40 % de voitures électriques vendues
Dans le scénario durable, 40 % des voitures vendues en 2030 seront électriques ou à hydrogène (contre 2,5 % en 2019). Du coup, les émissions de CO2 dues au transport vont subir un déclin impressionnant : 1,1 gigatonne de CO2 en moins. Autre facteur qui pourrait contribuer à la baisse des émissions : une réduction de la vitesse sur autoroute (on estime qu'une réduction de 10 km/h correspond entre 7 à 18 % de consommation de carburant en moins). Néanmoins, le trafic mesuré en passagers-kilomètres devrait augmenter d'un quart entre 2019 et 2030 en raison de l'accroissement de la population et de la hausse du taux d'équipement.
+55 % de trajets en avion
Malgré la crise du Covid-19, qui a durablement affecté le secteur de l'aviation, l'activité aérienne (mesurée en nombre de kilomètres multiplié par le nombre de passagers) va augmenter de 55 % d'ici à 2030. Contrairement à ce qu'on pense souvent, seule la moitié des vols sont dus au tourisme, les visites à la famille et les voyages d'affaires comptant pour un quart du trafic chacun. En dépit de cette augmentation, les émissions liées à l’aérien devraient diminuer de 10 % d'ici à 2030, grâce à des mesures d'efficacité énergétique et à l'usage de biocarburant.
850 millions de personnes en plus exposées à la pollution
Malgré une baisse globale des polluants de 10 à 20 % d'ici 2030, l'urbanisation croissante va faire que 850 millions de personnes en plus vivront dans un environnement pollué. La pollution intérieure, principalement liée à la cuisine au bois, continue d'être un risque majeur pour ces populations. Au total, 500.000 naissances prématurées supplémentaires pourraient résulter de cette exposition en 2030.
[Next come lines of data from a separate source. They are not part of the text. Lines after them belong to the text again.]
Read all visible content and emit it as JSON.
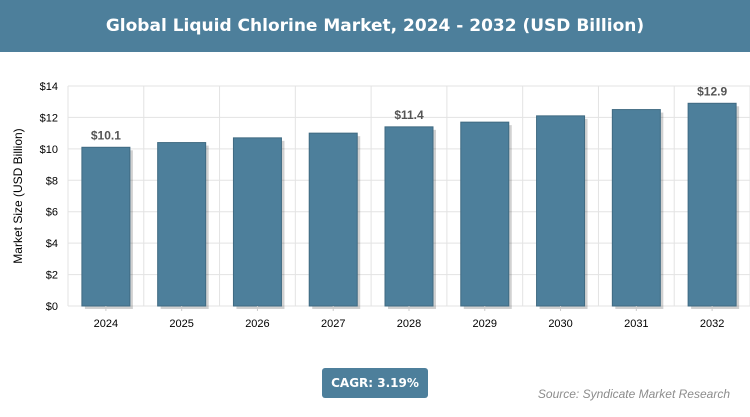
{
  "header": {
    "title": "Global Liquid Chlorine Market, 2024 - 2032 (USD Billion)"
  },
  "chart_data": {
    "type": "bar",
    "categories": [
      "2024",
      "2025",
      "2026",
      "2027",
      "2028",
      "2029",
      "2030",
      "2031",
      "2032"
    ],
    "values": [
      10.1,
      10.4,
      10.7,
      11.0,
      11.4,
      11.7,
      12.1,
      12.5,
      12.9
    ],
    "data_labels": [
      {
        "category": "2024",
        "text": "$10.1"
      },
      {
        "category": "2028",
        "text": "$11.4"
      },
      {
        "category": "2032",
        "text": "$12.9"
      }
    ],
    "ylabel": "Market Size (USD Billion)",
    "yticks": [
      "$0",
      "$2",
      "$4",
      "$6",
      "$8",
      "$10",
      "$12",
      "$14"
    ],
    "ylim": [
      0,
      14
    ],
    "grid": true,
    "bar_color": "#4d7f9b"
  },
  "footer": {
    "cagr": "CAGR: 3.19%",
    "source": "Source: Syndicate Market Research"
  }
}
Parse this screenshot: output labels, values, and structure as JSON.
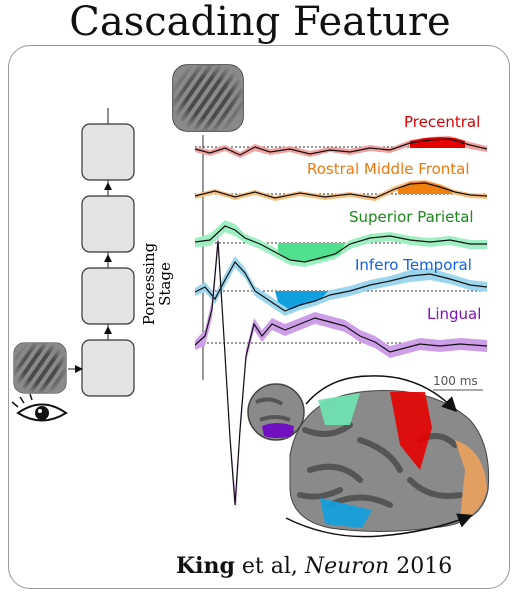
{
  "title": "Cascading Feature",
  "y_axis_label_line1": "Porcessing",
  "y_axis_label_line2": "Stage",
  "scale_bar_label": "100 ms",
  "citation": {
    "author": "King",
    "middle": " et al, ",
    "journal": "Neuron",
    "year": " 2016"
  },
  "regions": [
    {
      "name": "Precentral",
      "color": "#e00000"
    },
    {
      "name": "Rostral Middle Frontal",
      "color": "#f07810"
    },
    {
      "name": "Superior Parietal",
      "color": "#1a8a1a"
    },
    {
      "name": "Infero Temporal",
      "color": "#1060f0"
    },
    {
      "name": "Lingual",
      "color": "#8010c0"
    }
  ],
  "icons": [
    "grating-stimulus-icon",
    "eye-icon",
    "brain-icon"
  ]
}
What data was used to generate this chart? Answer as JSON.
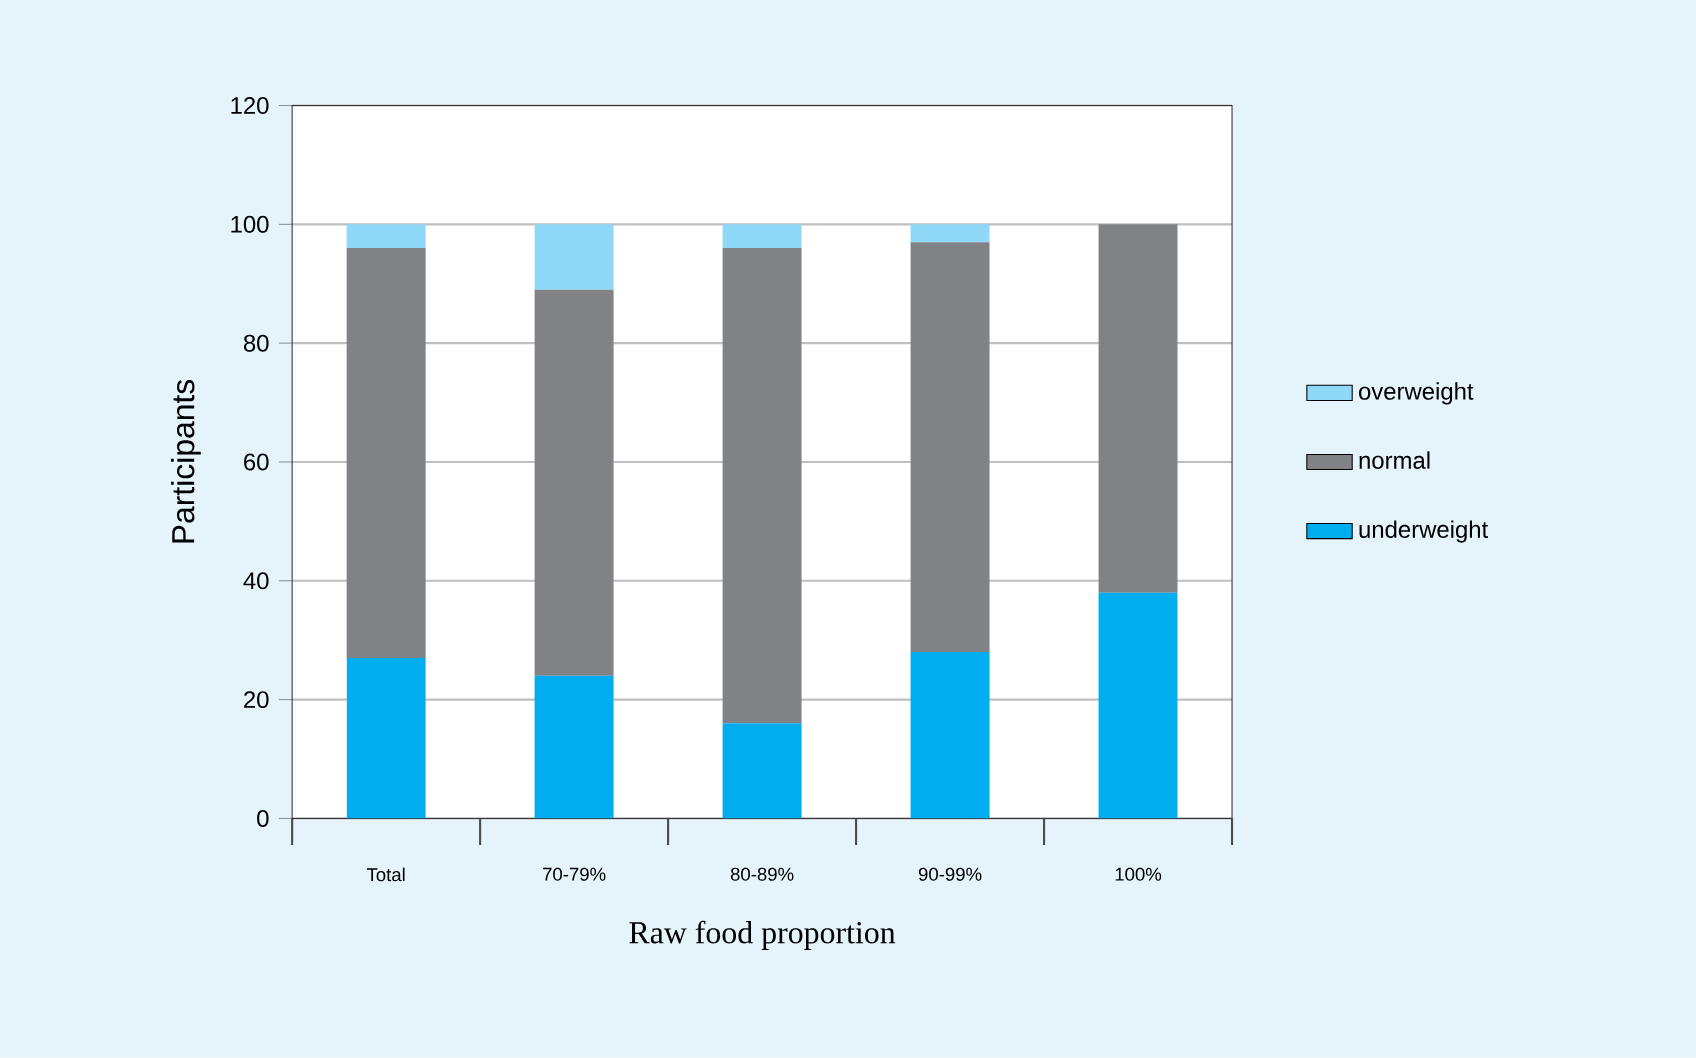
{
  "chart_data": {
    "type": "bar",
    "stacked": true,
    "xlabel": "Raw food proportion",
    "ylabel": "Participants",
    "categories": [
      "Total",
      "70-79%",
      "80-89%",
      "90-99%",
      "100%"
    ],
    "series": [
      {
        "name": "underweight",
        "color": "#00aeef",
        "values": [
          27,
          24,
          16,
          28,
          38
        ]
      },
      {
        "name": "normal",
        "color": "#818285",
        "values": [
          69,
          65,
          80,
          69,
          62
        ]
      },
      {
        "name": "overweight",
        "color": "#8fd8f8",
        "values": [
          4,
          11,
          4,
          3,
          0
        ]
      }
    ],
    "ylim": [
      0,
      120
    ],
    "yticks": [
      0,
      20,
      40,
      60,
      80,
      100,
      120
    ],
    "grid": "y",
    "legend": "right"
  }
}
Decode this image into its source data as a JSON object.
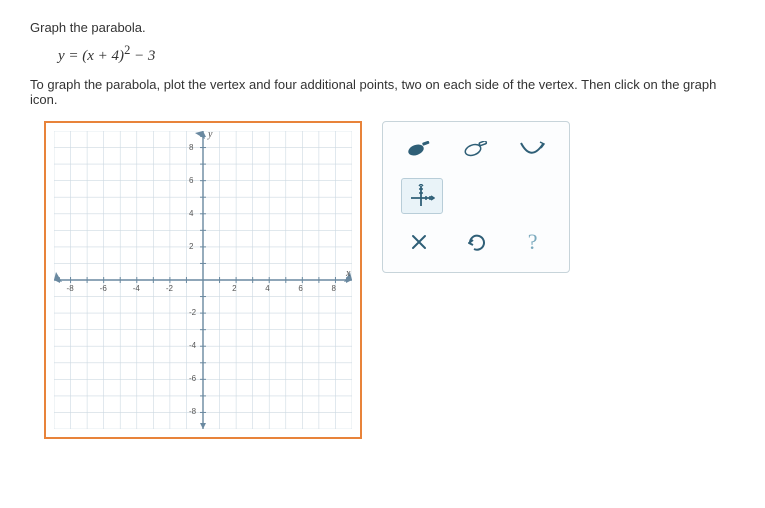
{
  "problem": {
    "title": "Graph the parabola.",
    "equation_html": "y = (x + 4)<sup style='font-style:normal'>2</sup> − 3",
    "instruction": "To graph the parabola, plot the vertex and four additional points, two on each side of the vertex. Then click on the graph icon."
  },
  "graph": {
    "xmin": -9,
    "xmax": 9,
    "ymin": -9,
    "ymax": 9,
    "xtick_step": 1,
    "ytick_step": 1,
    "xlabel_step": 2,
    "ylabel_step": 2,
    "axis_color": "#6a89a0",
    "grid_color": "#cdd9e2",
    "background": "#ffffff",
    "x_axis_name": "x",
    "y_axis_name": "y",
    "frame_color": "#e8833a"
  },
  "toolbox": {
    "row1": [
      {
        "name": "fill-tool",
        "type": "eraser-fill"
      },
      {
        "name": "pencil-tool",
        "type": "eraser-outline"
      },
      {
        "name": "curve-tool",
        "type": "curve"
      }
    ],
    "row2": [
      {
        "name": "graph-icon-tool",
        "type": "graph-icon",
        "selected": true
      }
    ],
    "row3": [
      {
        "name": "clear-tool",
        "type": "x"
      },
      {
        "name": "undo-tool",
        "type": "undo"
      },
      {
        "name": "help-tool",
        "type": "question"
      }
    ],
    "icon_color": "#2f5f77",
    "help_color": "#7aa9bd"
  }
}
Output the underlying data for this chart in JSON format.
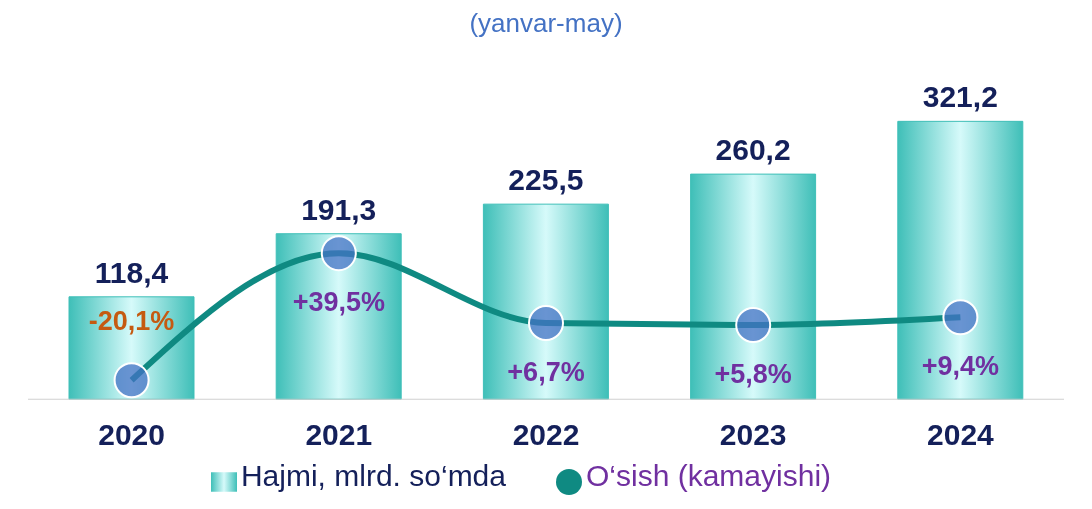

+15 % d’électricité nucléaire
La production d'énergie nucléaire va s'accroître de 15 % globalement d'ici 2030, mais sa part dans le mix énergétique va légèrement décliner. Alors que la production va augmenter de 60 % dans les marchés émergents, elle va décliner de 20 % dans l'Union européenne et de 10 % aux États-Unis, selon l'AIE. La Chine, seul pays à avoir inclus le nucléaire dans sa stratégie de baisse des émissions de CO2, sera alors le leader mondial du nucléaire.
10,2 TW de capacité électrique
La capacité électrique mondiale va s'accroître de 2.711 GW entre 2019 et 2030, amenant à une capacité totale de 10.195 GW. Malgré cette hausse spectaculaire, les émissions de CO2 liées à la production électrique vont décliner de 917 millions de tonnes, grâce aux gains d'efficacité énergétique (-111 g de CO2 par kWh produit). Un gain lié bien évidemment au boom des énergies renouvelables (solaire et éolienne) et à la baisse du charbon.
30 dollars : le coût du MWh d’électricité solaire en 2040
Le coût du solaire photovoltaïque va poursuivre sa chute vertigineuse dans les prochaines années, passant de 50 dollars par MWh en 2019 à moins de 30 dollars en 2040. Ce sera alors de loin l'énergie la moins chère, comparée au gaz naturel (65 dollars/MWh) ou au nucléaire (100 dollars/MWh). Néanmoins, le solaire est aussi l'énergie ayant le plus faible facteur de capacité : les panneaux ne génèrent de l'énergie que 23 % du temps, contre 90 % pour la nucléaire. Le coût réel est donc nettement plus élevé quand on prend en compte les capacités additionnelles nécessaires.